随着人工智能（AI）的快速发展，基于深度学习算法的软件漏洞检测方法层出不穷。然而，这些方法面临的一个重大挑战是需要依赖大量代码样本进行有效训练。这一要求构成了相当大的障碍，尤其是在适应多样化的软件应用场景和各种漏洞类型时，为不同的分类任务收集足够的相关训练数据往往十分困难。为了应对这一挑战，本文介绍了 Few-VulD，一种基于少量学习的新型软件漏洞检测框架。该框架旨在使用来自各种现有分类任务的极少量样本进行高效训练。它的主要优势在于能够快速适应新的漏洞检测任务，例如只需少量的学习样本就能识别新类型的漏洞。在可用漏洞样本有限的情况下，这种能力尤为有利。我们在 SySeVR 和 Big-Vul 数据集上比较了 Few-VulD 和五种最先进的方法。在 SySeVR 数据集上，Few-VulD 的表现优于所有其他方法，召回率达到 87.9%，并提高了 11.7% 至 57.8%。在 Big-Vul 数据集上，Few-VulD 的表现优于其中三种方法，包括一种利用预训练大语言模型（LLM）的方法，召回率提高了 8.5% 至 40.1%。另外两种方法采用了来自微软 CodeXGLUE（Lu 等人，2021 年）的预训练 LLM。Few-VulD 的召回率分别达到 78.7% 和 95.5%，无需大量数据预训练。这些性能证明了 Few-VulD 在样本有限的漏洞检测任务中的有效性。
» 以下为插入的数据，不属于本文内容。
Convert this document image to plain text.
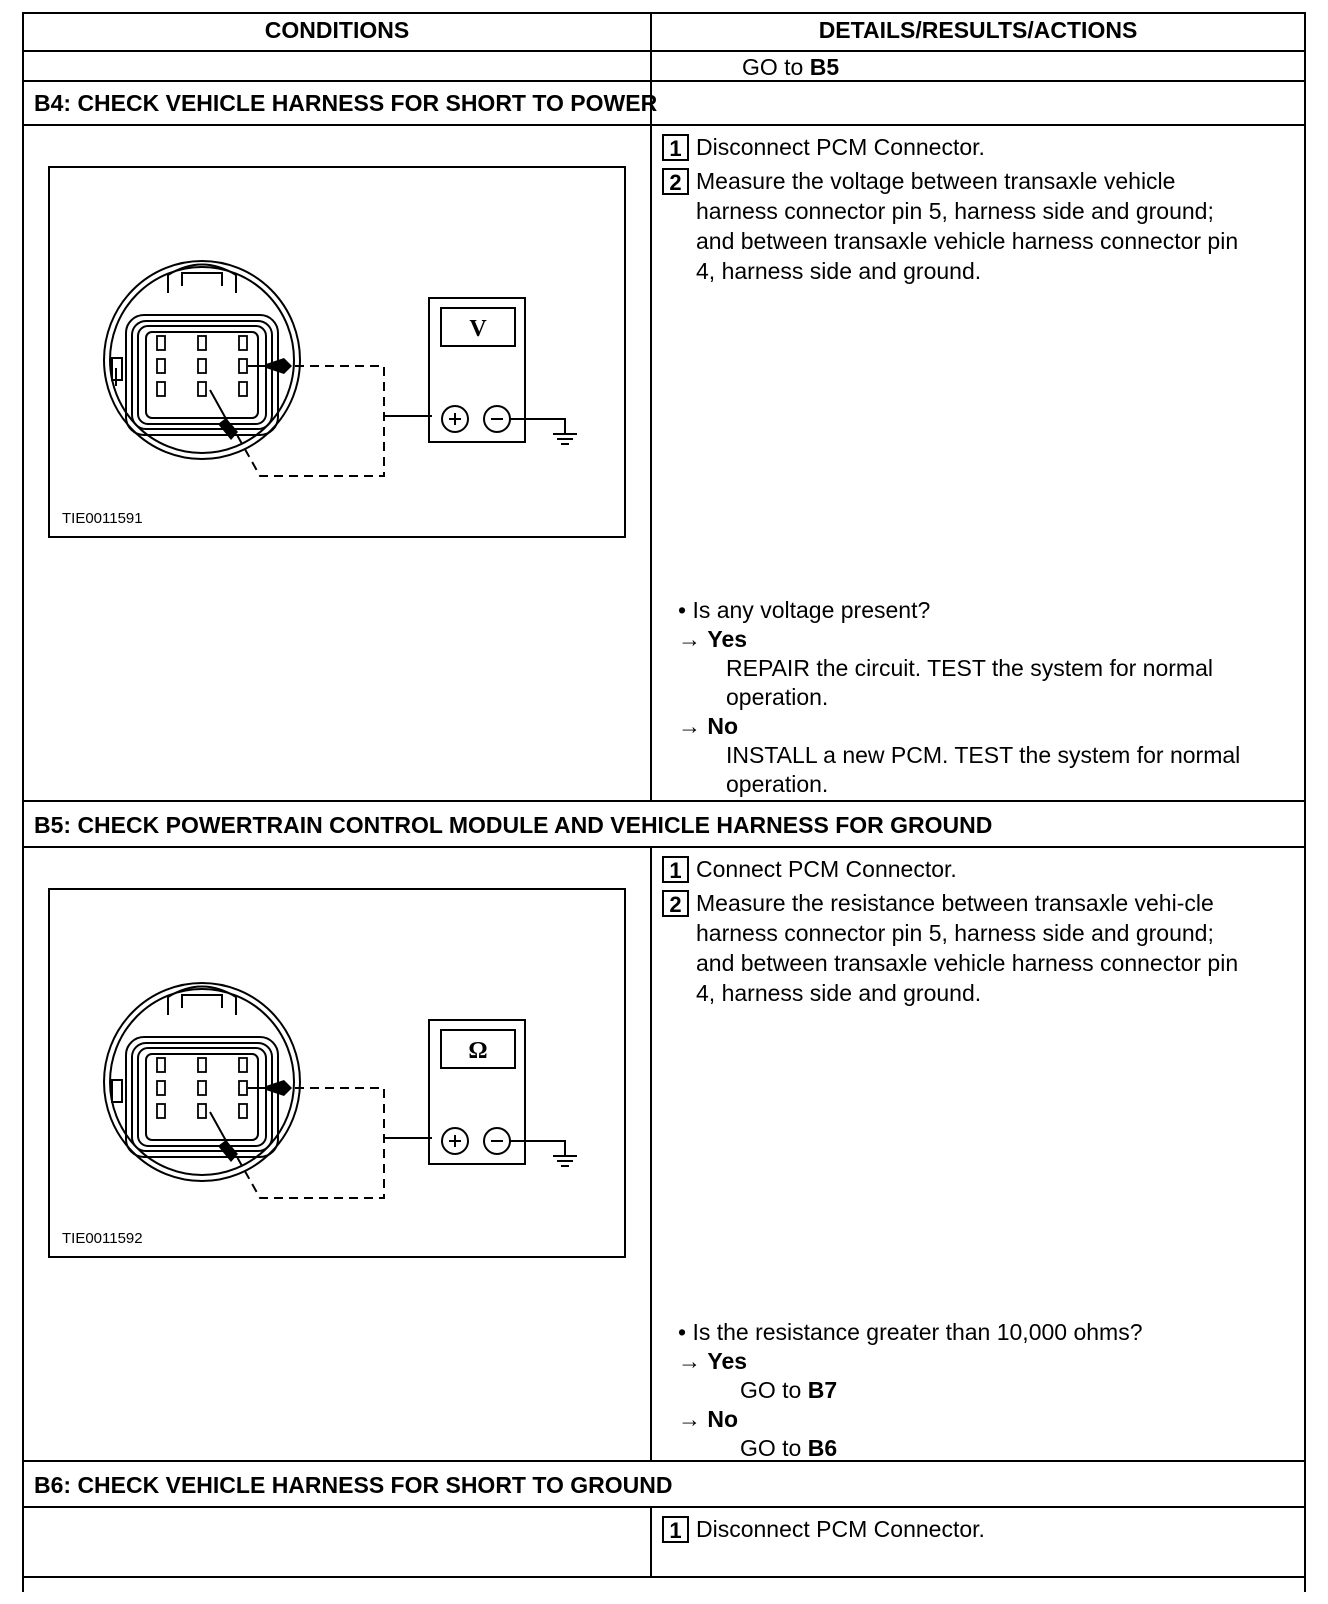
CONDITIONS	DETAILS/RESULTS/ACTIONS
GO to B5
B4: CHECK VEHICLE HARNESS FOR SHORT TO POWER
V
TIE0011591
1 Disconnect PCM Connector.
2 Measure the voltage between transaxle vehicle harness connector pin 5, harness side and ground; and between transaxle vehicle harness connector pin 4, harness side and ground.
• Is any voltage present?
→ Yes
REPAIR the circuit. TEST the system for normal operation.
→ No
INSTALL a new PCM. TEST the system for normal operation.
B5: CHECK POWERTRAIN CONTROL MODULE AND VEHICLE HARNESS FOR GROUND
Ω
TIE0011592
1 Connect PCM Connector.
2 Measure the resistance between transaxle vehi-cle harness connector pin 5, harness side and ground; and between transaxle vehicle harness connector pin 4, harness side and ground.
• Is the resistance greater than 10,000 ohms?
→ Yes
GO to B7
→ No
GO to B6
B6: CHECK VEHICLE HARNESS FOR SHORT TO GROUND
1 Disconnect PCM Connector.
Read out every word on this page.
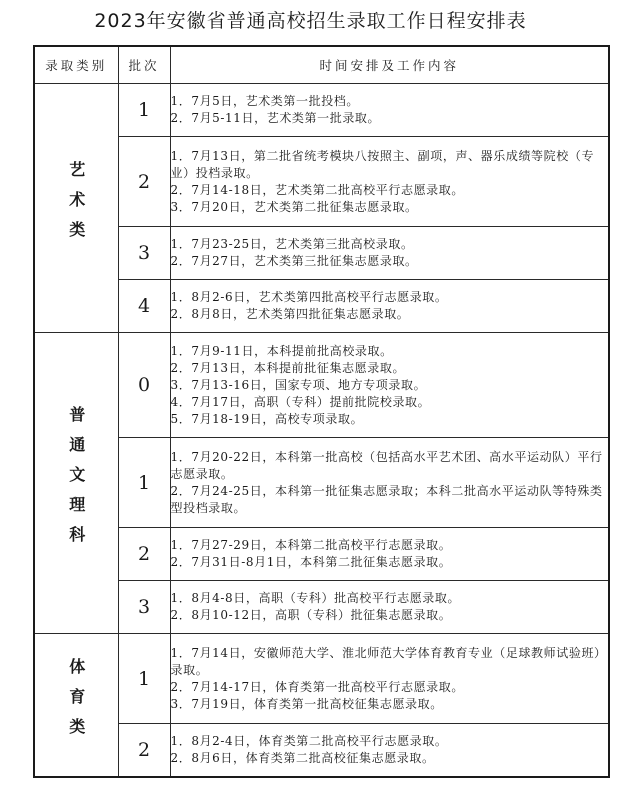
2023年安徽省普通高校招生录取工作日程安排表
录取类别	批次	时间安排及工作内容
艺术类	1	1．7月5日，艺术类第一批投档。
2．7月5-11日，艺术类第一批录取。

	2	1．7月13日，第二批省统考模块八按照主、副项，声、器乐成绩等院校（专业）投档录取。
2．7月14-18日，艺术类第二批高校平行志愿录取。
3．7月20日，艺术类第二批征集志愿录取。

	3	1．7月23-25日，艺术类第三批高校录取。
2．7月27日，艺术类第三批征集志愿录取。

	4	1．8月2-6日，艺术类第四批高校平行志愿录取。
2．8月8日，艺术类第四批征集志愿录取。

普通文理科	0	1．7月9-11日，本科提前批高校录取。
2．7月13日，本科提前批征集志愿录取。
3．7月13-16日，国家专项、地方专项录取。
4．7月17日，高职（专科）提前批院校录取。
5．7月18-19日，高校专项录取。

	1	1．7月20-22日，本科第一批高校（包括高水平艺术团、高水平运动队）平行志愿录取。
2．7月24-25日，本科第一批征集志愿录取；本科二批高水平运动队等特殊类型投档录取。

	2	1．7月27-29日，本科第二批高校平行志愿录取。
2．7月31日-8月1日，本科第二批征集志愿录取。

	3	1．8月4-8日，高职（专科）批高校平行志愿录取。
2．8月10-12日，高职（专科）批征集志愿录取。

体育类	1	1．7月14日，安徽师范大学、淮北师范大学体育教育专业（足球教师试验班）录取。
2．7月14-17日，体育类第一批高校平行志愿录取。
3．7月19日，体育类第一批高校征集志愿录取。

	2	1．8月2-4日，体育类第二批高校平行志愿录取。
2．8月6日，体育类第二批高校征集志愿录取。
本文章由计算机程序翻译，如有差异，请以英文原文为准。

查看原文

微信好友朋友圈 QQ好友复制链接

本刊更多论文

Few-VulD: A Few-shot learning framework for software vulnerability detection

The rapid development of artificial intelligence (AI) has led to the introduction of numerous software vulnerability detection methods based on deep learning algorithms. However, a significant challenge is their dependency on large volumes of code samples for effective training. This requirement poses a considerable hurdle, particularly when adapting to diverse software application scenarios and various vulnerability types, where gathering sufficient and relevant training data for different classification tasks is often arduous. To address the challenge, this paper introduces Few-VulD, a novel framework for software vulnerability detection based on few-shot learning. This framework is designed to be efficiently trained with a minimal number of samples from a variety of existing classification tasks. Its key advantage lies in its ability to rapidly adapt to new vulnerability detection tasks, such as identifying new types of vulnerabilities, with only a small set of learning samples. This capability is particularly beneficial in scenarios where available vulnerability samples are limited. We compare Few-VulD with five state-of-the-art methods on the SySeVR and Big-Vul datasets. On the SySeVR dataset, Few-VulD outperforms all other methods, achieving a recall rate of 87.9% and showing an improvement of 11.7% to 57.8%. On the Big-Vul dataset, Few-VulD outperforms three of the methods, including one that utilizes a pretrained large language model (LLM), with recall improvements ranging from 8.5% to 40.1%. The other two methods employ pretrained LLMs from Microsoft CodeXGLUE (Lu et al., 2021). Few-VulD reaches 78.7% and 95.5% of their recall rates without the need for extensive data pretraining. The performance proves the effectiveness of Few-VulD in vulnerability detection tasks with limited samples.

求助全文

通过发布文献求助，成功后即可免费获取论文全文。去求助

来源期刊

Computers & Security 工程技术-计算机：信息系统

CiteScore

12.40

自引率

7.10%

发文量

365

审稿时长

10.7 months

期刊介绍： Computers & Security is the most respected technical journal in the IT security field. With its high-profile editorial board and informative regular features and columns, the journal is essential reading for IT security professionals around the world. Computers & Security provides you with a unique blend of leading edge research and sound practical management advice. It is aimed at the professional involved with computer security, audit, control and data integrity in all sectors - industry, commerce and academia. Recognized worldwide as THE primary source of reference for applied research and technical expertise it is your first step to fully secure systems.